Implementing the Automatic Generation of 3D Statistical Shape Models with ITK
Please use this identifier to cite or link to this publication: http://hdl.handle.net/1926/224
New: Prefer using the following doi: https://doi.org/10.54294/q3fj21
Statistical Shape Models are a popular method for segmenting three-dimensional medical images. To obtain the required landmark correspondences, various automatic approaches have been proposed. In this work, we present an improved version of minimizing the description length (MDL) of the model.
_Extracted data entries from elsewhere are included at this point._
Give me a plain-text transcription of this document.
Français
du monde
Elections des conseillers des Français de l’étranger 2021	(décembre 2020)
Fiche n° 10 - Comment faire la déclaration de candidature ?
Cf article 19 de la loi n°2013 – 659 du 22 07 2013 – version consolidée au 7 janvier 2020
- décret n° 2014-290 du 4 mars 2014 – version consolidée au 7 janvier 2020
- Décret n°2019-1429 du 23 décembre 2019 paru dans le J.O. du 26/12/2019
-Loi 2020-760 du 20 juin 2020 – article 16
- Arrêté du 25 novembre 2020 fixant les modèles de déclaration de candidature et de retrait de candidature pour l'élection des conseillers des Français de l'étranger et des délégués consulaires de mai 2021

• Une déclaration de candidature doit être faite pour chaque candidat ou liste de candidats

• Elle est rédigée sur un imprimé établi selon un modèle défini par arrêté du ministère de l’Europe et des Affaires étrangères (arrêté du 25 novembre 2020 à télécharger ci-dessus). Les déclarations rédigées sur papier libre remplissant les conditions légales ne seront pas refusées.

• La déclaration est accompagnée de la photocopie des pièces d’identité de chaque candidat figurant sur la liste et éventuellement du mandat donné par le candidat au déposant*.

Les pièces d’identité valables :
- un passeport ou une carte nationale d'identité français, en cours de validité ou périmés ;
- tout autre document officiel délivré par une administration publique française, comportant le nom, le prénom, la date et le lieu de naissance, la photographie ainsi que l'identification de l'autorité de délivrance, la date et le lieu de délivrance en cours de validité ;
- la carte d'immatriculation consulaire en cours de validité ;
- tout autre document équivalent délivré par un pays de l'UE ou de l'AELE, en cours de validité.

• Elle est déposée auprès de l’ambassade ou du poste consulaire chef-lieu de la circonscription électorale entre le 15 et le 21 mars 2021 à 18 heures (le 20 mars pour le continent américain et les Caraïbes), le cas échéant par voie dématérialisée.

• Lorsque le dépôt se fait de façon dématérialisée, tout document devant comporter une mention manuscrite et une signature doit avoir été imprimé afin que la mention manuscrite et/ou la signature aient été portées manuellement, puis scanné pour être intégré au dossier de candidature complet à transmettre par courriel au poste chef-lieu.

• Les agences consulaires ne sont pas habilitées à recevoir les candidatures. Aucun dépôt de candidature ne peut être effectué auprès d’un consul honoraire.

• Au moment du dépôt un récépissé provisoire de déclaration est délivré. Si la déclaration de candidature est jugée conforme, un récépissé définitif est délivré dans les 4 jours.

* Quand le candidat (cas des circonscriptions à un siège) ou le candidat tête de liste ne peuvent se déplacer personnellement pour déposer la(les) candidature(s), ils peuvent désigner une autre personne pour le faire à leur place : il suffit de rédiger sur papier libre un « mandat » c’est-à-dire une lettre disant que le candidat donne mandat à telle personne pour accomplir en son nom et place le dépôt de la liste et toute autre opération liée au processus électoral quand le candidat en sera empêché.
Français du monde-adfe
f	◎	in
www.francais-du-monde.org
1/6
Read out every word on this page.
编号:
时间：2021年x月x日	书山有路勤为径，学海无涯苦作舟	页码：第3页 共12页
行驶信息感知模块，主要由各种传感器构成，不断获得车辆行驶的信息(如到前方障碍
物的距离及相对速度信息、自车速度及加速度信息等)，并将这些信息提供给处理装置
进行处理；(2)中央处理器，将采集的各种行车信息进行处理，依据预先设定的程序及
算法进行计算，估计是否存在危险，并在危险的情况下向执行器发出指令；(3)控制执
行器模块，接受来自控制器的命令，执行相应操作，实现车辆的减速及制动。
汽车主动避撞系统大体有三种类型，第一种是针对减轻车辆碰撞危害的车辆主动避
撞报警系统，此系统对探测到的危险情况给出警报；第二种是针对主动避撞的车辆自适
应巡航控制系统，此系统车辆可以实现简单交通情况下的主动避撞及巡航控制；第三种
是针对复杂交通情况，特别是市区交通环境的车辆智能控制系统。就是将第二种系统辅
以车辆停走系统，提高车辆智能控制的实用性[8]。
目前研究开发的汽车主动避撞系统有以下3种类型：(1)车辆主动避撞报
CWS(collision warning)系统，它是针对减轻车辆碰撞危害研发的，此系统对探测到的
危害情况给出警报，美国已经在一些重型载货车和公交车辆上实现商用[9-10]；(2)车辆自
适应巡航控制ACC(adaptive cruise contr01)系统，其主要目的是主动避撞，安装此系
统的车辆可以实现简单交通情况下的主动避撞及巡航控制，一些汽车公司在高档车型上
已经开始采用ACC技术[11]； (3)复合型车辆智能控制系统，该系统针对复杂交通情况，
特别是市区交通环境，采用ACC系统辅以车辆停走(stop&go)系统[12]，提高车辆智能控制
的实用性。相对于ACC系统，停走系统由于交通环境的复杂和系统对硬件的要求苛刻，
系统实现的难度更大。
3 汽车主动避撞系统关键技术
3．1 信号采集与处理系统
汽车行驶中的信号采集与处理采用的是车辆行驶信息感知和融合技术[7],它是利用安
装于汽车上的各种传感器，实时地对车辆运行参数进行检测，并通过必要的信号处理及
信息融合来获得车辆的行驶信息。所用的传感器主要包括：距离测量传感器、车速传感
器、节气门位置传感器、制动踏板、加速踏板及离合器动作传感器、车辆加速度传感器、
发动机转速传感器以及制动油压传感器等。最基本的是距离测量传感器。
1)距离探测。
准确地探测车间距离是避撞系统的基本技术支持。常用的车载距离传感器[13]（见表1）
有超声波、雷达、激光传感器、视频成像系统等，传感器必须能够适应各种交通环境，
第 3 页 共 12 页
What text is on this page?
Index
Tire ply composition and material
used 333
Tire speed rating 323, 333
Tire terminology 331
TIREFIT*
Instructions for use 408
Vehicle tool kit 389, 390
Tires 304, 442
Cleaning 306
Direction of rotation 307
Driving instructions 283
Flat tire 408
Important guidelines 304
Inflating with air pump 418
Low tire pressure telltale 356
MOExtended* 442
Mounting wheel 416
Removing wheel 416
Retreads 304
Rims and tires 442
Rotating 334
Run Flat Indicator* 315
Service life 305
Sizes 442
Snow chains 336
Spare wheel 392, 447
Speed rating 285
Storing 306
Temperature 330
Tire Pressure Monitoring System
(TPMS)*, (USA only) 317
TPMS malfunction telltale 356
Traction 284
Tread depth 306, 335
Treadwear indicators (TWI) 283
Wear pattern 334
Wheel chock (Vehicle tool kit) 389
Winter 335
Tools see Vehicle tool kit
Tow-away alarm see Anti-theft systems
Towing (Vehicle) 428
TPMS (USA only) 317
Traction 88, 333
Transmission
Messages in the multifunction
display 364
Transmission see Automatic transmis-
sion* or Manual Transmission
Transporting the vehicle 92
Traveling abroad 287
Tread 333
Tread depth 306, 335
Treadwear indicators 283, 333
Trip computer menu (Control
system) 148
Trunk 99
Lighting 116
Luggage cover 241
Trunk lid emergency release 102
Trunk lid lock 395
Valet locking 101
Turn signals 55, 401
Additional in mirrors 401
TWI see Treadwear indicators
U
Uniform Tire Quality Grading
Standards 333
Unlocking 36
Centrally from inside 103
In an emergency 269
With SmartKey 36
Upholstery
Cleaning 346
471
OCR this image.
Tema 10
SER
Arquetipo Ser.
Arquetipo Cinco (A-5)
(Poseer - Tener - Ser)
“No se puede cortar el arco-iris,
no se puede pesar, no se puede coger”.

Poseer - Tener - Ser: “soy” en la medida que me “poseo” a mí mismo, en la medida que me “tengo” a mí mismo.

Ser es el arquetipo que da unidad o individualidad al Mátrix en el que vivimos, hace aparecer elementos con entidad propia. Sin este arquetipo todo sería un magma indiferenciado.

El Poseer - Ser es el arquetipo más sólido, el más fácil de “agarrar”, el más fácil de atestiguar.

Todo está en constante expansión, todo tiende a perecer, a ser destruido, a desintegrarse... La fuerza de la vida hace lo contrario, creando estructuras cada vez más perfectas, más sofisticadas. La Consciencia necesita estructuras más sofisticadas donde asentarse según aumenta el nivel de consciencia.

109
To initialize the algorithm, we describe a method to distribute landmarks on the training shapes using a conformal parameterization function. Then, we introduce a novel procedure to modify landmark positions locally without disturbing established correspondences. We employ a gradient descent optimization to minimize the MDL cost function, speeding up automatic model building by several orders of magnitude when compared to the original MDL approach. The necessary gradient information is estimated from a singular value decomposition, a more accurate technique to calculate the PCA than the commonly used eigendecomposition of the covariance matrix. In this work, we first present a basic version where spatial locations are used in the MDL cost function; next, we introduce an extended version where any combination of features can be used as a metric. As an example application, we present results based on local curvature measurements. Finally, we present results for synthetic and real-world datasets demonstrating the efficiency of our procedures and give details about the implementation using the Insight Toolkit (ITK).